[StBernard] UNO students tour corps' canal work

Westley Annis westley at da-parish.com
Sun Oct 14 17:56:55 EDT 2007


UNO students tour corps' canal work
By JOE GYAN JR.
Advocate New Orleans bureau
Published: Oct 13, 2007 - Page: 11A

NEW ORLEANS - Two outfall canals that were the site of three levee breaches
blamed for flooding a large part of the city during Hurricane Katrina served
as an outdoor classroom Friday for a small group of University of New
Orleans engineering students.

U.S. Army Corps of Engineers officials took the group on an educational tour
of the hulking pumping stations and massive floodgates built at the mouths
of the 17th Street and London Avenue canals after the storm to prevent a
repeat of the flooding that contributed to inundating 80 percent of New
Orleans.

Even though UNO is adjacent to the London Avenue Canal, which breached on
its west and east sides during Katrina, most of the students - all members
of the UNO chapter of the American Society of Civil Engineers - had not seen
the pump stations and floodgates so up close and personal.

"I didn't know what to expect. Seeing the water pump out is really
impressive,'' senior Ashley Wainright, a mechanical engineering major, said
as four 60-inch pumps - two on each side of the London canal - belched muddy
water from the south side of the 11 floodgates to the Lake Pontchartrain
side of the gates.

Wainright, treasurer of the UNO chapter of the ASCE, said she is considering
a career with the corps.

Chapter president Mallory Davis, whose Chalmette home was swamped by
Katrina, said she hopes the corps can do for St. Bernard what it has done
for New Orleans in terms of storm surge protection.
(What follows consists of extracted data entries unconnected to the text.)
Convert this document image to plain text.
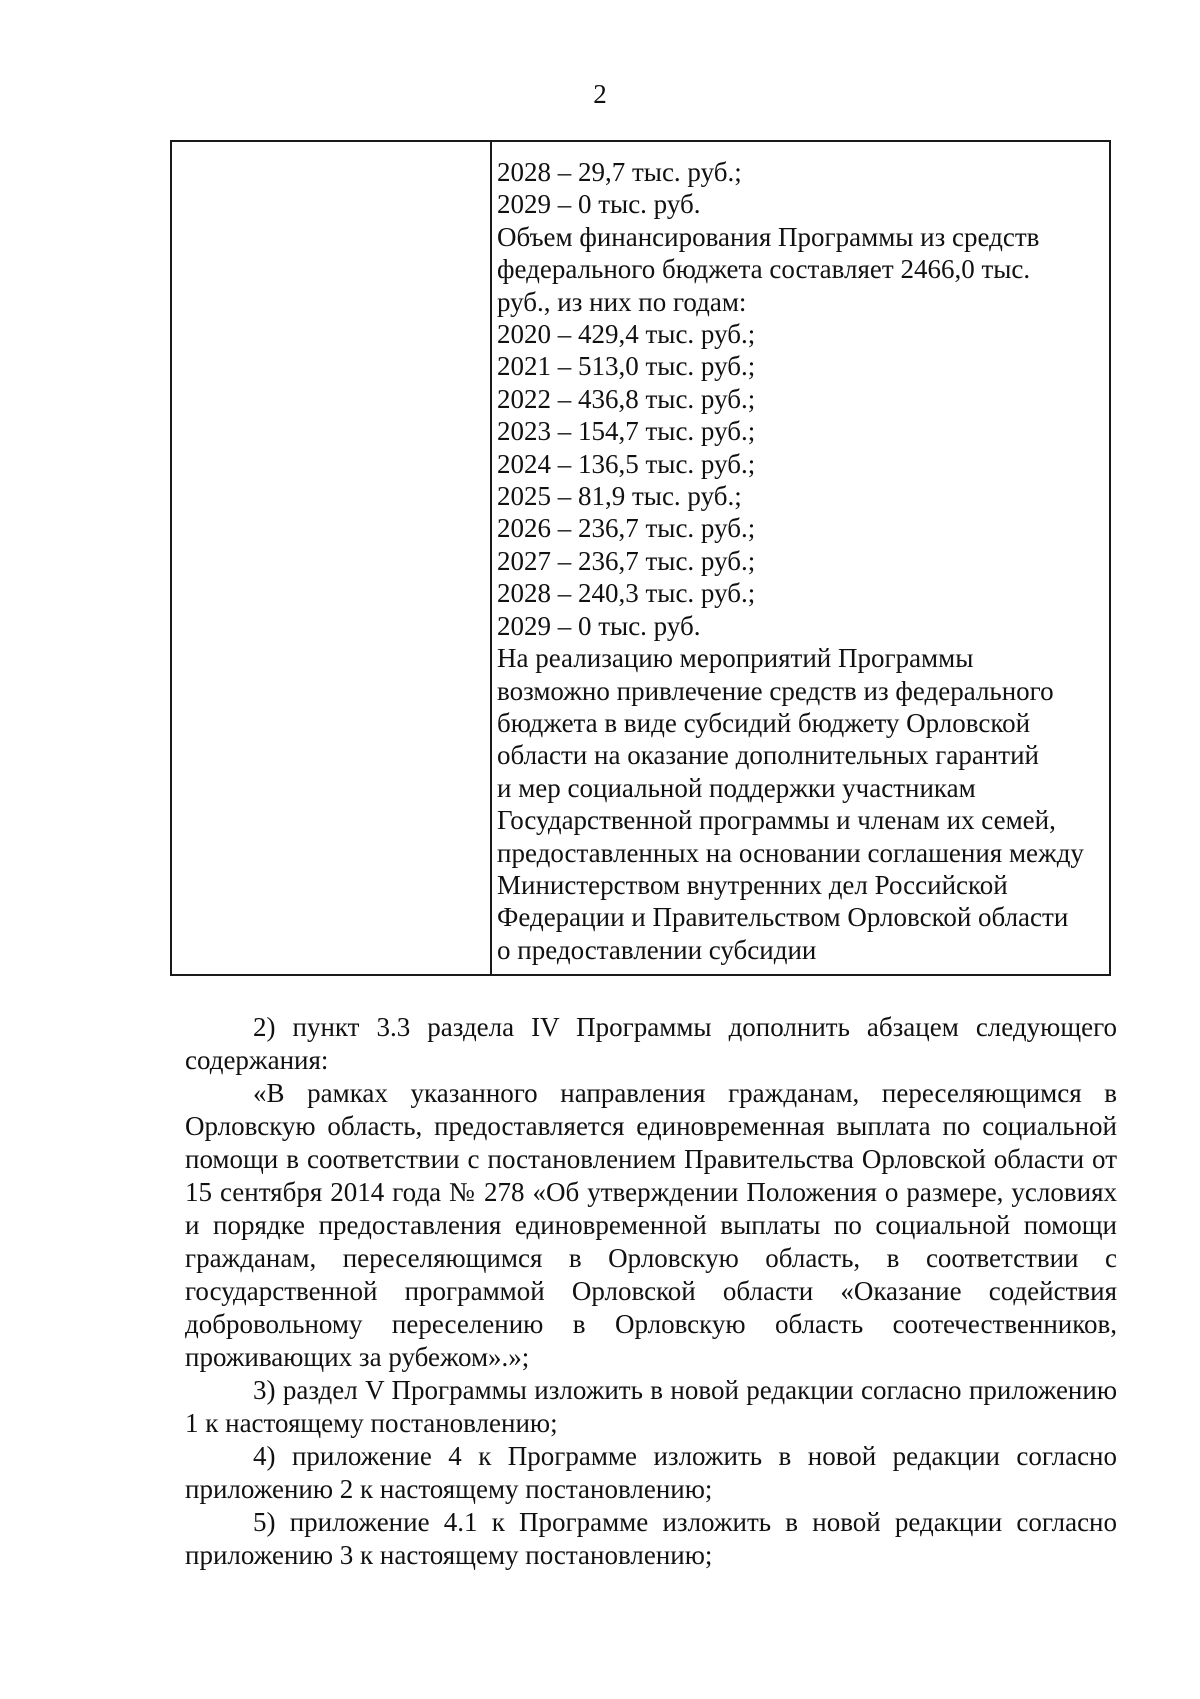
2
2028 – 29,7 тыс. руб.;
2029 – 0 тыс. руб.
Объем финансирования Программы из средств
федерального бюджета составляет 2466,0 тыс.
руб., из них по годам:
2020 – 429,4 тыс. руб.;
2021 – 513,0 тыс. руб.;
2022 – 436,8 тыс. руб.;
2023 – 154,7 тыс. руб.;
2024 – 136,5 тыс. руб.;
2025 – 81,9 тыс. руб.;
2026 – 236,7 тыс. руб.;
2027 – 236,7 тыс. руб.;
2028 – 240,3 тыс. руб.;
2029 – 0 тыс. руб.
На реализацию мероприятий Программы
возможно привлечение средств из федерального
бюджета в виде субсидий бюджету Орловской
области на оказание дополнительных гарантий
и мер социальной поддержки участникам
Государственной программы и членам их семей,
предоставленных на основании соглашения между
Министерством внутренних дел Российской
Федерации и Правительством Орловской области
о предоставлении субсидии

2) пункт 3.3 раздела IV Программы дополнить абзацем следующего содержания:

«В рамках указанного направления гражданам, переселяющимся в Орловскую область, предоставляется единовременная выплата по социальной помощи в соответствии с постановлением Правительства Орловской области от 15 сентября 2014 года № 278 «Об утверждении Положения о размере, условиях и порядке предоставления единовременной выплаты по социальной помощи гражданам, переселяющимся в Орловскую область, в соответствии с государственной программой Орловской области «Оказание содействия добровольному переселению в Орловскую область соотечественников, проживающих за рубежом».»;

3) раздел V Программы изложить в новой редакции согласно приложению 1 к настоящему постановлению;

4) приложение 4 к Программе изложить в новой редакции согласно приложению 2 к настоящему постановлению;

5) приложение 4.1 к Программе изложить в новой редакции согласно приложению 3 к настоящему постановлению;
"Maybe Chalmette will get some of this protection,'' Davis, who wore a hard
hat sporting the black and gold colors of the New Orleans Saints and a
fleur-de-lis, said.

The Orleans Avenue Canal, which sits between the 17th Street and London
Avenue canals, also was equipped with a temporary pumping station and
interim floodgates after Katrina. The Orleans canal did not breach during
the storm.

In just two hours, the UNO students got a crash course in the canals,
pumping stations and floodgates.

They learned from Ray Newman in the operations division of the corps' New
Orleans District that there are 11 floodgates at both the 17th Street and
London Avenue canals and five at the Orleans canal. There are a combined 73
hydraulic and direct-drive pumps at the mouths of those canals: 43 at the
17th Street, 20 at the London, and 10 at the Orleans. The gates are
12&permil feet high when in the lowered position.

They also learned from Jim St. Germain, a senior project manager in the
corps' hurricane protection office in New Orleans, that the 17th Street
pumping station can pump from 8,800 to 9,200 cubic feet of water per second,
while the London station has a pumping capacity of 5,000 to 5,200 cfs and
the Orleans station has a 2,200 cfs capacity.

"We're stopping the lake surge from getting up against those (flood)
walls,'' he said.

Tanks at the 17th Street and London canals hold 80,000 gallons of diesel
fuel for the pumps. There are 40,000 gallons on standby at the Orleans
canal.

Dan Bradley, branch chief of the pumps project delivery team in the
hurricane protection office, told the students that the safe water levels in
the three outfall canals is 5 feet in the London canal, 6 feet in the 17th
Street and 8 feet in the Orleans.

Anything above those levels and the canals' floodwalls could topple.

"We can't afford to have high levels in the canals,'' Newman said.

The pumping stations at the three canals also are equipped with control
rooms that double as safe houses for pump personnel.
The concrete walls are 12 inches thick and can withstand winds of more than
150 mph, and the structures sit 12 1/2 feet off the ground. The rooms also
boast an escape hatch.

"We would hope no one would ever have to use that,'' Bradley said.